- Genre: Crime drama
- Created by: Stephen Butchard
- Written by: Stephen Butchard
- Directed by: Susanna White
- Starring: Andrew Lincoln Eve Best Inday Ba Paul McGann Amanda Mealing Bill Paterson Mark Lewis Jones
- Composer: Nina Humphreys
- Country of origin: United Kingdom
- Original language: English
- No. of series: 1
- No. of episodes: 2 (list of episodes)

Production
- Executive producer: Christine Langan
- Producer: Lucy Bedford
- Production locations: National Gallery, Trafalgar Square, Central London, England, UK
- Running time: 90 mins. (with advertisements)
- Production company: Granada Television

Original release
- Network: ITV
- Release: 15 November – 16 November 2004

= Lie with Me (2004 TV series) =

2004 British miniseries

Lie with Me is a British television crime drama series first broadcast on ITV from 15 to 16 November 2004. The two-part serial stars Andrew Lincoln and Eve Best as Will Tomlinson and Roselyn Tyler, a police officer and a victim drawn together during the course of a murder investigation.
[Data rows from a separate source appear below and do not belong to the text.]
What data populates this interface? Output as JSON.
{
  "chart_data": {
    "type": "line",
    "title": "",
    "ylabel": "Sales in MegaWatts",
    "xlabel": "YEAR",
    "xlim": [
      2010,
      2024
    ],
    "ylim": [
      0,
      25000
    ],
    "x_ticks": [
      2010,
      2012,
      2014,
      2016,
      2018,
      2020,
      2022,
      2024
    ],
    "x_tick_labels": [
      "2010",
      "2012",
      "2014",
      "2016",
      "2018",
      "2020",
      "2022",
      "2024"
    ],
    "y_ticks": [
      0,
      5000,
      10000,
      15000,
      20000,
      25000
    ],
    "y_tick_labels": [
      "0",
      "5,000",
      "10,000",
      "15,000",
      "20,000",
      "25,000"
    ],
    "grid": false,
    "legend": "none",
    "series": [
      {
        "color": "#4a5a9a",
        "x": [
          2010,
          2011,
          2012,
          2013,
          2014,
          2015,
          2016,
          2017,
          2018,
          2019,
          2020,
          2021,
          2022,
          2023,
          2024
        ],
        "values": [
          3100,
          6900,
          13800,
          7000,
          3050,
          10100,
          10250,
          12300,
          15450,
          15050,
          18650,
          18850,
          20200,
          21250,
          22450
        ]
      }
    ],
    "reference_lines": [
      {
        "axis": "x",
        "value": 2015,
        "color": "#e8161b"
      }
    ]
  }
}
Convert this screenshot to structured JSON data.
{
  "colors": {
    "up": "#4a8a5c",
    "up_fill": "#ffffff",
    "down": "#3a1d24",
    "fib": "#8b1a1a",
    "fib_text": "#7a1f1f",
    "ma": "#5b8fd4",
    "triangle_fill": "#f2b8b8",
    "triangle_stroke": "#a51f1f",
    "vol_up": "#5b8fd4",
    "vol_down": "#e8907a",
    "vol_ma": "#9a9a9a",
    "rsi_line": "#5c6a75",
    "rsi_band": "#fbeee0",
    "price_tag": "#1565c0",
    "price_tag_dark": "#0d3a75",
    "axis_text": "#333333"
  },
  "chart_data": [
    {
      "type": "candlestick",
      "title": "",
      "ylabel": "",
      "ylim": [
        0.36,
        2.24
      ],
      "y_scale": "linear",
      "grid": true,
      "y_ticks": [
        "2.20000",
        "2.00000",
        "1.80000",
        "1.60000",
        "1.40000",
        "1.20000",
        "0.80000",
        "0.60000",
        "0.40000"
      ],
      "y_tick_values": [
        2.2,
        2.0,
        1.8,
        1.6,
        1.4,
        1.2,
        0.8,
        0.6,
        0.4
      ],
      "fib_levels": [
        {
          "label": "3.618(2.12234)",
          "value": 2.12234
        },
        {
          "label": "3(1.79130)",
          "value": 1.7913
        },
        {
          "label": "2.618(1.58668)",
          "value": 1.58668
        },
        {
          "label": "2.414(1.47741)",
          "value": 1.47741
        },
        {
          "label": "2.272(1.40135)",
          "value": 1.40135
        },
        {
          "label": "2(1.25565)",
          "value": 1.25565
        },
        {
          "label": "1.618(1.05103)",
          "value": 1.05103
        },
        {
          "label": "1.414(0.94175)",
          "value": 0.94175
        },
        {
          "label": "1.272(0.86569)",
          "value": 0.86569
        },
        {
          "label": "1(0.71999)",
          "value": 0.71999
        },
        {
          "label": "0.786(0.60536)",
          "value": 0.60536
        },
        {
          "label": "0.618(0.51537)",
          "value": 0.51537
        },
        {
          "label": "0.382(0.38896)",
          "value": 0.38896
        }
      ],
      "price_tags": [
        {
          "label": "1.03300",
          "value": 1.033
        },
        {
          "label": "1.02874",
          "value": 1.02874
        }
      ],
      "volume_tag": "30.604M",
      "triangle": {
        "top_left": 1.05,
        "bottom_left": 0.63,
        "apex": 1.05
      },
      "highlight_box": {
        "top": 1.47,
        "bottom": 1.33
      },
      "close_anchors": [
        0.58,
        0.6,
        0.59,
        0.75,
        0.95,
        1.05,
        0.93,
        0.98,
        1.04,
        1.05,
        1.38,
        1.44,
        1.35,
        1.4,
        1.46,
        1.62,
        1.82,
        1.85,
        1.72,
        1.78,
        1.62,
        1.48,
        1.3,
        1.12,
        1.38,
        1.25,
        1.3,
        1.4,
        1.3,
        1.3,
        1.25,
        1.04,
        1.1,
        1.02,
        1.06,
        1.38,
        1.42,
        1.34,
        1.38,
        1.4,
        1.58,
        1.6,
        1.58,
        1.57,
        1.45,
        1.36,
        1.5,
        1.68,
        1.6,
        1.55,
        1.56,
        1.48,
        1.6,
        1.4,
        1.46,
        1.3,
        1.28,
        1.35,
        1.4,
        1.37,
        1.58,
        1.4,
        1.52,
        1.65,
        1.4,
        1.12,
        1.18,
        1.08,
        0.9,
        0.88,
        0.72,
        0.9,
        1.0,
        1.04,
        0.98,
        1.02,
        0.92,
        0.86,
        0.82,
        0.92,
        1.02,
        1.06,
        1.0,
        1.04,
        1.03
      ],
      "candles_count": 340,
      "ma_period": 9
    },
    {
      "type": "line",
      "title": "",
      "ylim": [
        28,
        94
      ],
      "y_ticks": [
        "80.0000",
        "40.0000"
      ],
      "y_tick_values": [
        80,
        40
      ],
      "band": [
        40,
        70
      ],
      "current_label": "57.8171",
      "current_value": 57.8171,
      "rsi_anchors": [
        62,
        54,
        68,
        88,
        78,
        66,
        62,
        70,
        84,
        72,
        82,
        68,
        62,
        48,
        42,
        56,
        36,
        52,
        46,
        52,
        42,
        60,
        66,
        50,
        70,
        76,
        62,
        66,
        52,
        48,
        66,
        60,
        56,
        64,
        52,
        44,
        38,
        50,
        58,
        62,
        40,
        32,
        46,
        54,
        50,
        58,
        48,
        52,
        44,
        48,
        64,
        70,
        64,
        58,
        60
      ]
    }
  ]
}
The serial received good viewing figures at the time of broadcast, but was critically panned, many blaming the poor ending as a reason for ITV not to renew it as an ongoing series. The DVD of the serial was released on 15 January 2007.

==Plot==
Drugged with GHB, Ros Tyler (Eve Best) has no recollection of her weekend activities. When she awakens, however, she discovers that she has been raped, and her roommate has been murdered. Will (Andrew Lincoln) is assigned to the case as Lead Investigator. When Will and Ros slowly find attraction to one another - she for the security and he for the frailty - their desire for justice, and vindication, leads them towards a difficult and illegal action.

==Cast==
- Andrew Lincoln as DI Will Tomlinson
- Eve Best as Roselyn Tyler
- Inday Ba as Ms. Reed
- Paul McGann as Gerry Henson
- Amanda Mealing as Carolyn Henson
- Bill Paterson as DCI Collman
- Mark Lewis Jones as Paul Stebbings
- Anthony Flanagan as Tom Fraser
- Josephine Butler as Donna Grogan

==Episode list==

| No. | Title | Directed by | Written by | Original release date | UK viewers (millions) |
| 1 | "Episode 1" | Susanna White | Stephen Butchard | 15 November 2004 | 7.23m |
Ros Tyler wakes from a drugged sleep to find that her flatmate is dead and she herself has been viciously sexually assaulted. She has also suffered acute memory loss and has no recollection of events of the previous night. DI Will Tomlinson, who is leading the investigation, finds himself falling for Ros and becomes convinced of the killer's identity, but his world is turned upside down when the CPS decide not to prosecute.
| 2 | "Episode 2" | Susanna White | Stephen Butchard | 16 November 2004 | 5.41m |
After deciding to lie, Ros tells the court that she can identify her attacker. He protests his innocence but the decision goes against him. Soon she starts to receive anonymous letters from someone who knows that she has lied. Her relationship with Will changes and the pressures begin to show. She soon discovers that the truth can be more dangerous than a lie.